USA – Cyclone-“bomb”: Christmas in the freezer for millions of Americans

The coldest Christmas in 40 years in the Great Plains and Midwest. More than two-thirds of the U.S. population remains on extreme weather alert as a deep cold blanketed much of the country ahead of the holidays, disrupting Christmas vacation plans and leaving more than 1,000,000 homes and businesses without power drift.

Hard freeze warnings were in place for parts of the southern states of Louisiana, Alabama, Florida and Georgia. At the same time, CNN, citing weather forecasts, reported that the bitter cold will continue at least through the weekend, prompting experts to talk about the coldest Christmas in at least four decades in the Great Plains (west of the Mississippi and east of the Rocky Mountains) and the Midwestern states.

A gradual relaxation of the dangerous weather phenomena is expected from Monday, with the temperature remaining below zero, but at more “normal” levels for the season.

Forecasters said the Midwestern blizzard had turned into a “bomb cyclone” over Lake Erie and, as it moved east, was expected to drop “blinding” snow from the northern Plains and Great Lakes to the upper valley of Mississippi and western New York state. The Midwest’s “bomb cyclone” — a phenomenon that occurs when air pressure drops drastically within a 24-hour period and accelerates the intensity of a storm — could dump more than 90 centimeters of snow on Buffalo, New York, said the weather service meteorologist Ashton Robinson Cook.

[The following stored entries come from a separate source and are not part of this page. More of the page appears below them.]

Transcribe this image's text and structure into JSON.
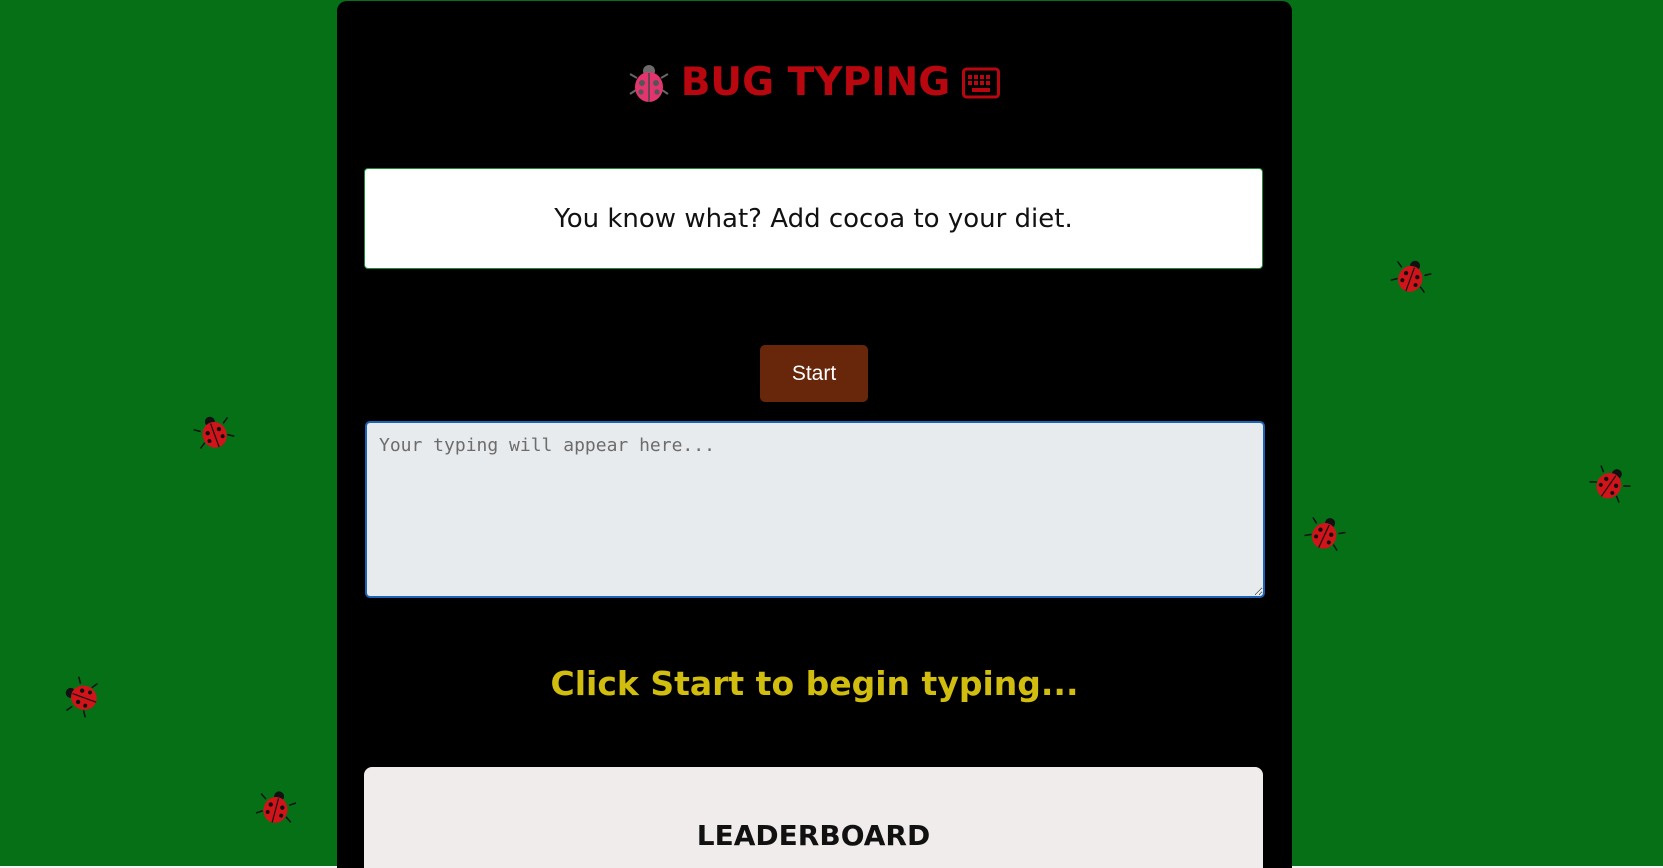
{
  "app": {
    "title": "BUG TYPING",
    "title_icon_left": "ladybug-icon",
    "title_icon_right": "keyboard-icon"
  },
  "quote": {
    "text": "You know what? Add cocoa to your diet."
  },
  "controls": {
    "start_label": "Start"
  },
  "typing": {
    "value": "",
    "placeholder": "Your typing will appear here..."
  },
  "status": {
    "message": "Click Start to begin typing..."
  },
  "leaderboard": {
    "title": "LEADERBOARD"
  },
  "colors": {
    "background": "#067016",
    "panel": "#000000",
    "title": "#b8070f",
    "start_button": "#68260a",
    "status": "#d1bd0e",
    "leaderboard_bg": "#f0eceb"
  },
  "decorations": {
    "ladybug_icon": "ladybug-icon",
    "count": 7
  }
}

The lowest temperature in the United States on Friday morning was recorded in Havre, Montana, where the thermometer showed -38 degrees Celsius.

“If there’s any good news, it’s that the storm has moved quickly in some areas,” US Transportation Secretary Pete Buttigieg told MSNBC. He said many airports, such as Denver, “will be able to get back on their feet quickly” after a “wave” of delays and cancellations, with other hubs, such as Chicago, likely to be able to recover by Saturday.

Extreme weather across the country has disrupted holiday plans just days before Christmas. More than 1.25 million homes and businesses were without power in the southern and eastern United States, with a peak in North Carolina, where more than 150,000 customers were without power, according to the monitoring website Poweroutage.us.

High winds, ice and snow also disrupted commercial air traffic during one of the busiest travel times of the year.

More than 4,500 flights, according to CNN, to or from the United States were canceled on Friday. That included more than 400 flights to and from Seattle-Tacoma International Airport as the Northwest woke up to ice and freezing rain.

The American Motorist Association had estimated that 112.7 million people planned to travel 80 kilometers or more away from home between Friday and January 2, up 3.6 million from last year, approaching the numbers before from the pandemic.

The bad weather, however, seems to dramatically reverse these numbers, although many, like in Utah for example, did not lose their… fun and flooded the ski resorts.